On Obergefell
Obviously, I’m happy about the judgment. I would forgive Kennedy his bad-undergraduate-essay prose (all-too-representative sample: “From their beginning to their most recent page, the annals of human history reveal the transcendent importance of marriage”) if he would tell us what the law is:
While Chief Justice John Roberts and Justices Antonin Scalia, Samuel Alito and Clarence Thomas are wrong about same-sex marriage, they weren’t wrong about Kennedy’s majority opinion, which leaves a lot to be desired. All of Kennedy’s same-sex marriage opinions have all contained passages whose legal reach exceeds their rhetorical grasp, and even people sympathetic to Kennedy’s conclusions will wince in recognition when reading Scalia’s snarky lines about Kennedy’s “straining-to-be-memorable passages” and “inspirational pop-philosophy.”
Much worse that its aesthetic problems, however, is where Kennedy leaves equal protection law as it pertains to LGBT rights more generally.
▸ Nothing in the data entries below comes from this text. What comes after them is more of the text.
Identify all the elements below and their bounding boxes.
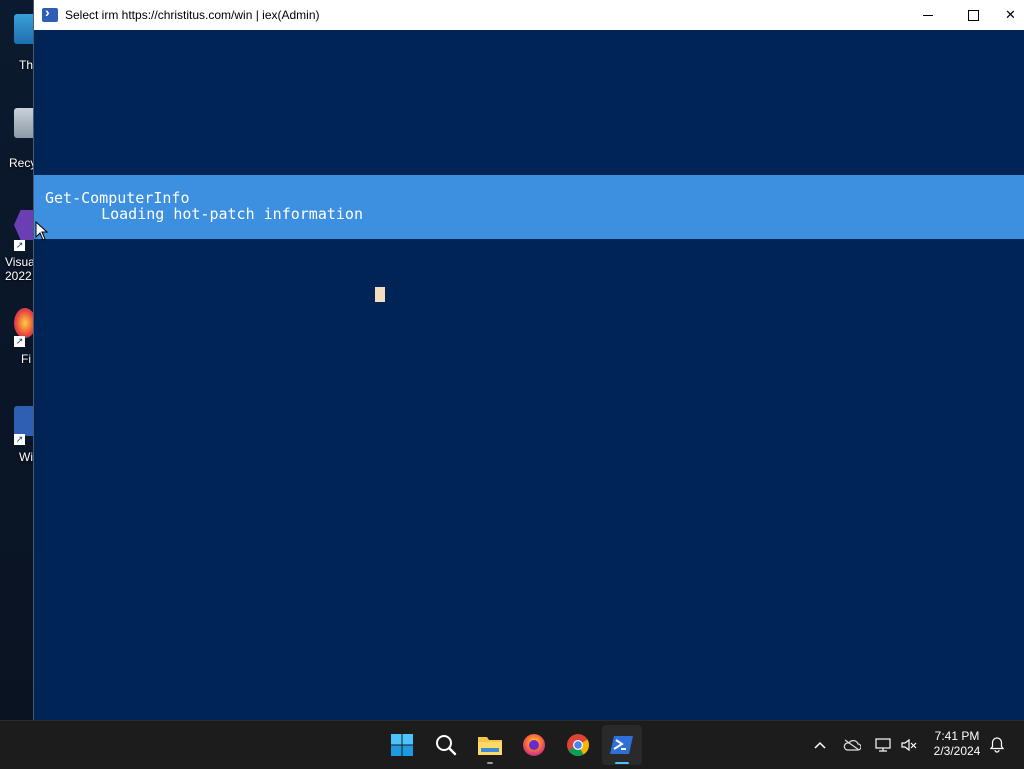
powershell-window: Select irm https://christitus.com/win | … bbox=[33, 0, 1024, 720]
powershell-taskbar-button[interactable] bbox=[602, 725, 642, 765]
network-icon bbox=[875, 738, 891, 752]
notifications-button[interactable] bbox=[986, 721, 1008, 769]
folder-icon bbox=[478, 737, 502, 755]
search-icon bbox=[436, 735, 457, 756]
text-cursor bbox=[375, 287, 385, 302]
desktop-icon-label: Th bbox=[19, 58, 34, 72]
desktop-icon-label: Visua bbox=[5, 255, 35, 269]
desktop-icon-label: Fi bbox=[21, 352, 31, 366]
bell-icon bbox=[989, 737, 1005, 753]
desktop-icon-label: 2022 bbox=[5, 269, 32, 283]
volume-muted-icon bbox=[901, 738, 917, 752]
desktop-icon-firefox[interactable]: ↗ Fi bbox=[0, 306, 36, 376]
shortcut-arrow-icon: ↗ bbox=[14, 240, 25, 251]
network-tray-button[interactable] bbox=[872, 721, 894, 769]
shortcut-arrow-icon: ↗ bbox=[14, 434, 25, 445]
maximize-button[interactable] bbox=[951, 0, 995, 30]
close-icon: ✕ bbox=[1005, 7, 1016, 22]
taskbar: 7:41 PM 2/3/2024 bbox=[0, 720, 1024, 769]
desktop-icon-visual-studio[interactable]: ↗ Visua 2022 bbox=[0, 208, 36, 288]
firefox-icon bbox=[523, 734, 545, 756]
running-indicator bbox=[615, 762, 629, 764]
desktop-icon-this-pc[interactable]: Th bbox=[0, 8, 36, 78]
maximize-icon bbox=[967, 9, 979, 21]
mouse-pointer-icon bbox=[35, 220, 49, 246]
file-explorer-button[interactable] bbox=[470, 725, 510, 765]
powershell-icon bbox=[610, 736, 633, 754]
firefox-taskbar-button[interactable] bbox=[514, 725, 554, 765]
show-hidden-icons-button[interactable] bbox=[808, 721, 832, 769]
chevron-up-icon bbox=[814, 741, 826, 749]
windows-start-icon bbox=[391, 734, 413, 756]
minimize-button[interactable] bbox=[906, 0, 950, 30]
shortcut-arrow-icon: ↗ bbox=[14, 336, 25, 347]
desktop-icon-winutil[interactable]: ↗ Wi bbox=[0, 404, 36, 474]
progress-band: Get-ComputerInfo Loading hot-patch infor… bbox=[34, 175, 1024, 239]
running-indicator bbox=[487, 762, 493, 764]
desktop-icon-recycle-bin[interactable]: Recy bbox=[0, 104, 36, 174]
chrome-taskbar-button[interactable] bbox=[558, 725, 598, 765]
start-button[interactable] bbox=[382, 725, 422, 765]
system-clock[interactable]: 7:41 PM 2/3/2024 bbox=[922, 729, 992, 759]
onedrive-tray-button[interactable] bbox=[840, 721, 864, 769]
chrome-icon bbox=[567, 734, 589, 756]
minimize-icon bbox=[923, 14, 933, 16]
onedrive-offline-icon bbox=[843, 739, 861, 751]
clock-date: 2/3/2024 bbox=[933, 744, 981, 758]
console-area[interactable]: Get-ComputerInfo Loading hot-patch infor… bbox=[34, 30, 1024, 720]
progress-status: Loading hot-patch information bbox=[74, 205, 363, 223]
title-bar[interactable]: Select irm https://christitus.com/win | … bbox=[34, 0, 1024, 30]
close-button[interactable]: ✕ bbox=[996, 0, 1024, 30]
window-title: Select irm https://christitus.com/win | … bbox=[65, 8, 320, 22]
desktop-icon-label: Wi bbox=[19, 450, 33, 464]
clock-time: 7:41 PM bbox=[934, 729, 980, 743]
volume-tray-button[interactable] bbox=[898, 721, 920, 769]
powershell-icon bbox=[42, 4, 58, 22]
search-button[interactable] bbox=[426, 725, 466, 765]
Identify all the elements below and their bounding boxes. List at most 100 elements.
As with Kennedy’s DOMA opinion – about which I wrote that he “flirt[ed] awkwardly with federalism, due process and equal protection rationales without ever quite summoning up the courage to invite one to the prom” – he maddeningly continued in this opinion to vaguely invoke both equal protection and due process theories without clarifying the applicable standard when it comes to LGBT rights more generally. “Each concept – liberty and equal protection – leads to a stronger understanding of the other,” asserted Kennedy.
Nonetheless, he ended up in the right place, and that’s what’s most important. You may be surprised to learn that I find the calls for judicial restraint coming from the persons responsible for Shelby County hard to stomach (and Scalia’s standup routine needs a lot of work.) And finally, let us recall that “Borking” was great and there should be more of it.